Dalyan Rock Tombs
The spectacular rock-cut tombs which meet the eyes of the visitors coming to Caunus by way of either sea or land are undoubtedly the most significant examples of funerary architecture in Caunus. The group of six rock-cut tombs, including the largest, unfinished one have been borne dumb witnesses to the events throughout the past thousands of years. In addition to this type of temple rock-cut tomb, there are deep rectangular rock-cut tombs known as "pigeon nests", niches and sarcophagi which, together with the chamber tombs at special locations, show the variety of the types of funerary architecture at Caunus. These tombs provide us with valuable information on the burial customs of the city.
Of the rock-cut tombs, none of which can be dated to before the 2nd quarter of the 4th century BC, the most important group are those with the facade of a temple.
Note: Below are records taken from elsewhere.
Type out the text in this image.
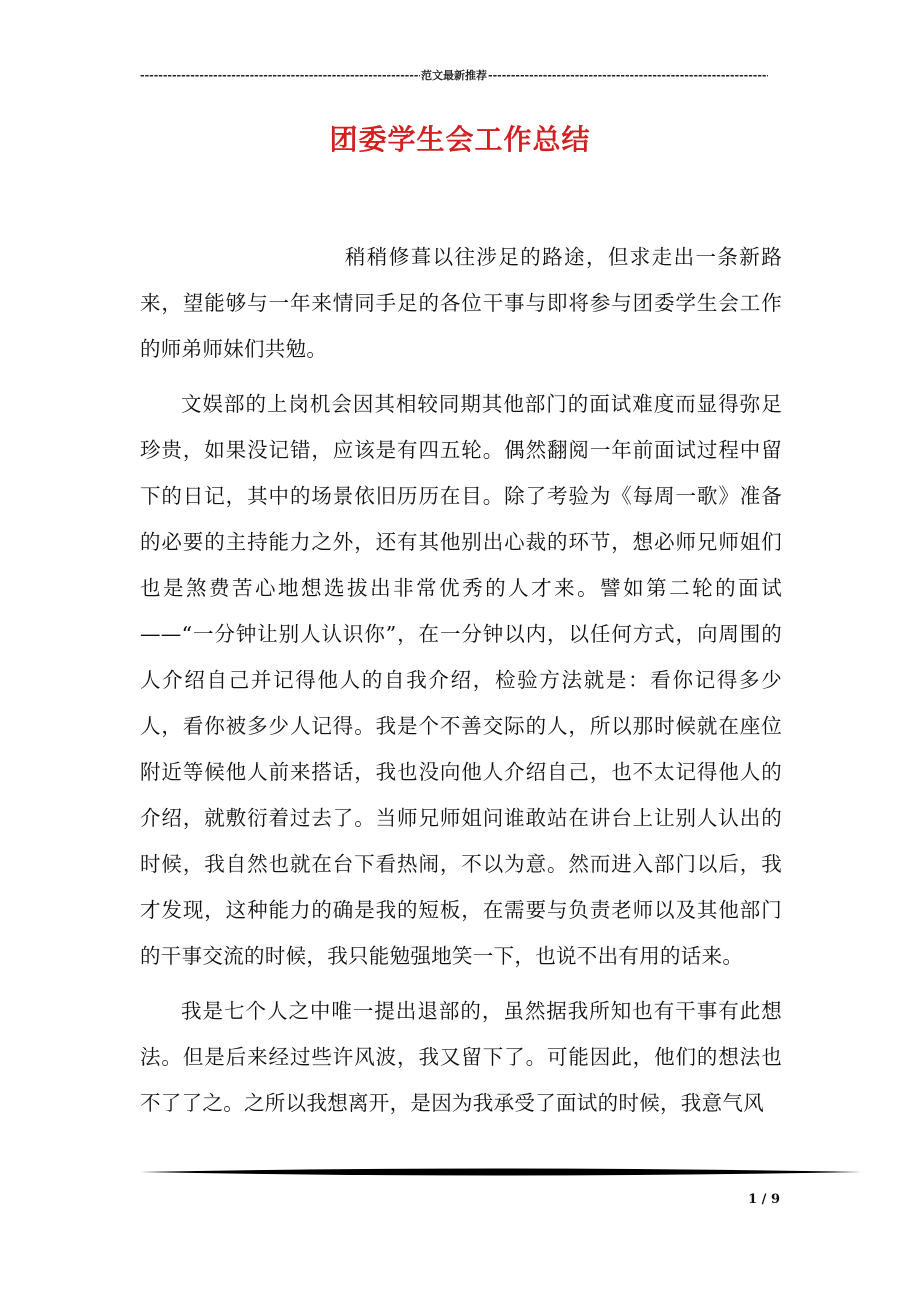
-----
范文最新推荐
-----
团委学生会工作总结

稍稍修葺以往涉足的路途，但求走出一条新路来，望能够与一年来情同手足的各位干事与即将参与团委学生会工作的师弟师妹们共勉。

文娱部的上岗机会因其相较同期其他部门的面试难度而显得弥足珍贵，如果没记错，应该是有四五轮。偶然翻阅一年前面试过程中留下的日记，其中的场景依旧历历在目。除了考验为《每周一歌》准备的必要的主持能力之外，还有其他别出心裁的环节，想必师兄师姐们也是煞费苦心地想选拔出非常优秀的人才来。譬如第二轮的面试——“一分钟让别人认识你”，在一分钟以内，以任何方式，向周围的人介绍自己并记得他人的自我介绍，检验方法就是：看你记得多少人，看你被多少人记得。我是个不善交际的人，所以那时候就在座位附近等候他人前来搭话，我也没向他人介绍自己，也不太记得他人的介绍，就敷衍着过去了。当师兄师姐问谁敢站在讲台上让别人认出的时候，我自然也就在台下看热闹，不以为意。然而进入部门以后，我才发现，这种能力的确是我的短板，在需要与负责老师以及其他部门的干事交流的时候，我只能勉强地笑一下，也说不出有用的话来。

我是七个人之中唯一提出退部的，虽然据我所知也有干事有此想法。但是后来经过些许风波，我又留下了。可能因此，他们的想法也不了了之。之所以我想离开，是因为我承受了面试的时候，我意气风

1 / 9
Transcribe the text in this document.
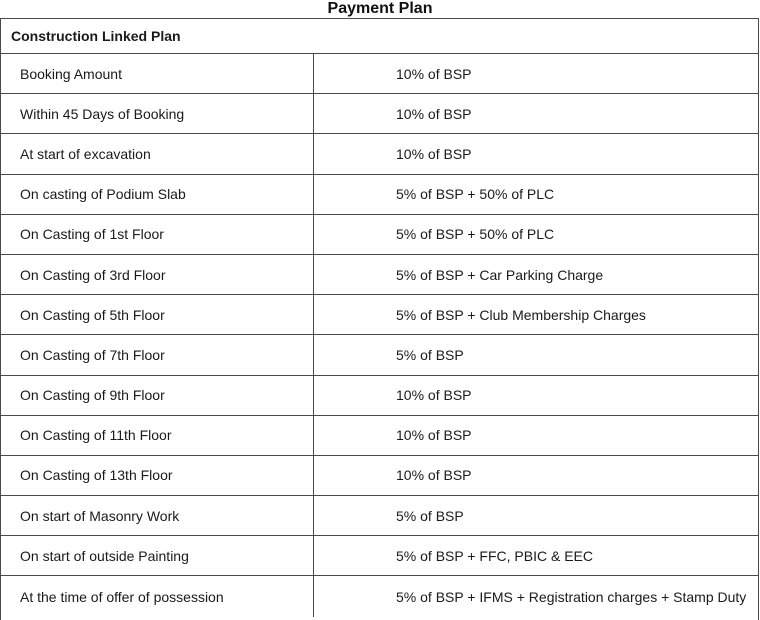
Payment Plan
Construction Linked Plan
Booking Amount	10% of BSP
Within 45 Days of Booking	10% of BSP
At start of excavation	10% of BSP
On casting of Podium Slab	5% of BSP + 50% of PLC
On Casting of 1st Floor	5% of BSP + 50% of PLC
On Casting of 3rd Floor	5% of BSP + Car Parking Charge
On Casting of 5th Floor	5% of BSP + Club Membership Charges
On Casting of 7th Floor	5% of BSP
On Casting of 9th Floor	10% of BSP
On Casting of 11th Floor	10% of BSP
On Casting of 13th Floor	10% of BSP
On start of Masonry Work	5% of BSP
On start of outside Painting	5% of BSP + FFC, PBIC & EEC
At the time of offer of possession	5% of BSP + IFMS + Registration charges + Stamp Duty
They consist of a stepped front chamber behind the facade. The facade has a pediment and columns between the projecting side walls and the burial chamber is accessed through a door. In front of the back and side walls of the roughly square in plan, burial chamber there are carved stone benches for the bodies of the deceased, in some of them there are also tables for offerings dedicated to the deceased. The niches, into which the upright funerary urns were placed, were closed with stone plaques that were carved with depictions of temple facades. The longer lateral sides of the chest-tombs, which were built next to each other, were formed by vertically placing the stone plaques of the same height. The narrower sides, one of which faces the bedrock, were mostly made from a single block. The tombs were covered with large stone slabs which were coated by a thick plaster mixed with gravel of various sizes.
This type of tomb is generally dated to the period from the 2nd century BC to the 2nd century AD. Only two of the chamber tombs, which were built apart from the other tombs, upon higher hills, are preserved. One of these tombs is situated on the hill behind the entrance to the site, the other is in the Mezargediði area, 4 kms. to the West of the site of Caunus.